Former Little Mix singer, Jesy Nelson, has posted an emotional video addressing the latest update with her twin girls.
The 34 – year old welcomed her two girls, Ocean Jade and Story Monroe Nelson – Foster, in May of last year with her fiancé Zion Foster, after they were born prematurely.
In the video she posted, she revealed how the girls had been recently diagnosed with spinal muscular atrophy type 1 (SMA1).
Nelson spoke about the devastating news and how she was told they probably never going to be able to walk and how ”they probably will never regain their neck strength, so they will be disabled, and so the best thing we can do right now is to get them treatment, and then just hope for the best.”

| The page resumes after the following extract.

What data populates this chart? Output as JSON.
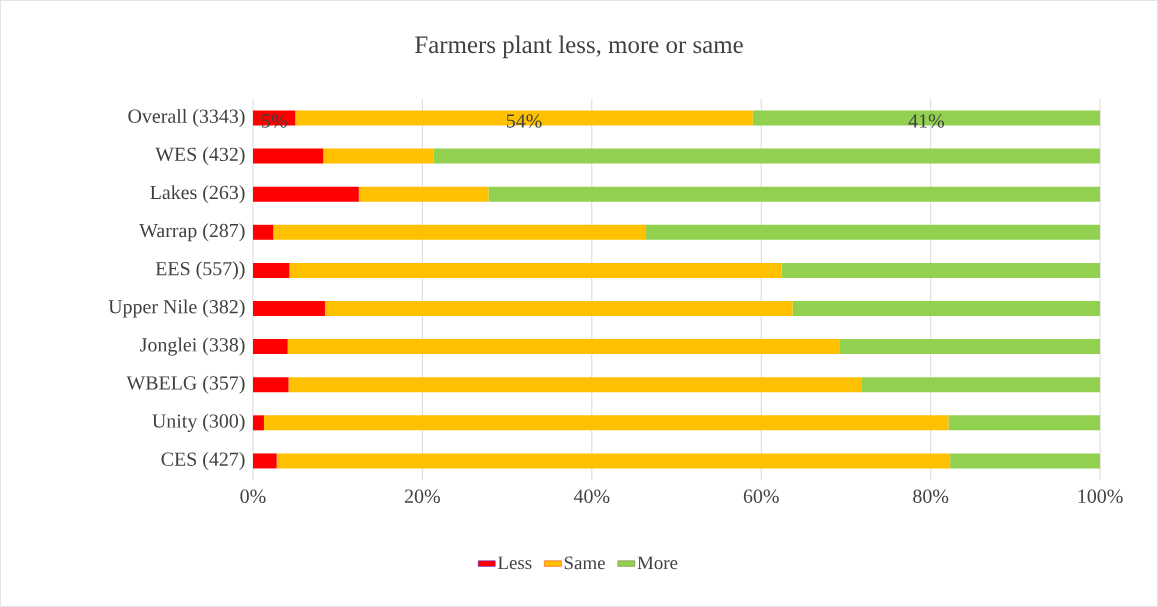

She went on to speak about how the diagnosis came about, how it was a ‘gruelling” four months of hospital appointments, and how it was her mother who initially noticed the twins ”were not showing as much movements in their legs as they should be”. Nelson also mentioned how they later struggled with the twins feeding but because of the twins being born prematurely they were told they were likely to be behind other babies, and was told by doctors not to worry.
Other signs Nelson found were floppiness, the inability to hold themselves up without support and rapid breathing in the tummy. “If anyone is watching this video and they think they see these signs in their child, then please, please take your child to the doctor, to the hospital, because time is of the essence, and your child will need treatment. And the quicker you get this, the better their life will be”
She added how the girls have had their treatment, and how grateful she feels as if they don’t have the treatment, they will die.
“The reason I wanted to make this video was because the last few months has honestly been the most heartbreaking time of my life”
“I literally feel like my whole life has done a 360, I almost feel like I’m grieving a life that I thought I was going to have with my children, and I’ll have to be grateful because at the end of the day, they’re still here, and that’s the main thing, and they’ve had their treatment.
“And I truly believe that my girls will fight all the odds and, with the right help, they will fight this and go on to do things that have never been done.”
SMA1 is the most severe yet the most common of the disorder, and it causes muscle weakness as well as a progressive loss of movement over time. According to the NHS, around 70 children are born with SMA each year in the UK and without treatment, 8% of those babies will survive to the age of two.
Since the singer had posted her heartbreaking yet informative video, many others who have experienced the same heartbreak have spoken out on the importance of looking out for those signs or anything that doesn’t seem right, as it could save a child’s life.
Nelson had publicly spoken previously about her complications throughout her pregnancy and had also shared how she underwent an emergency procedure during this time, where she spent ten weeks in hospital prior to giving birth at 31 weeks.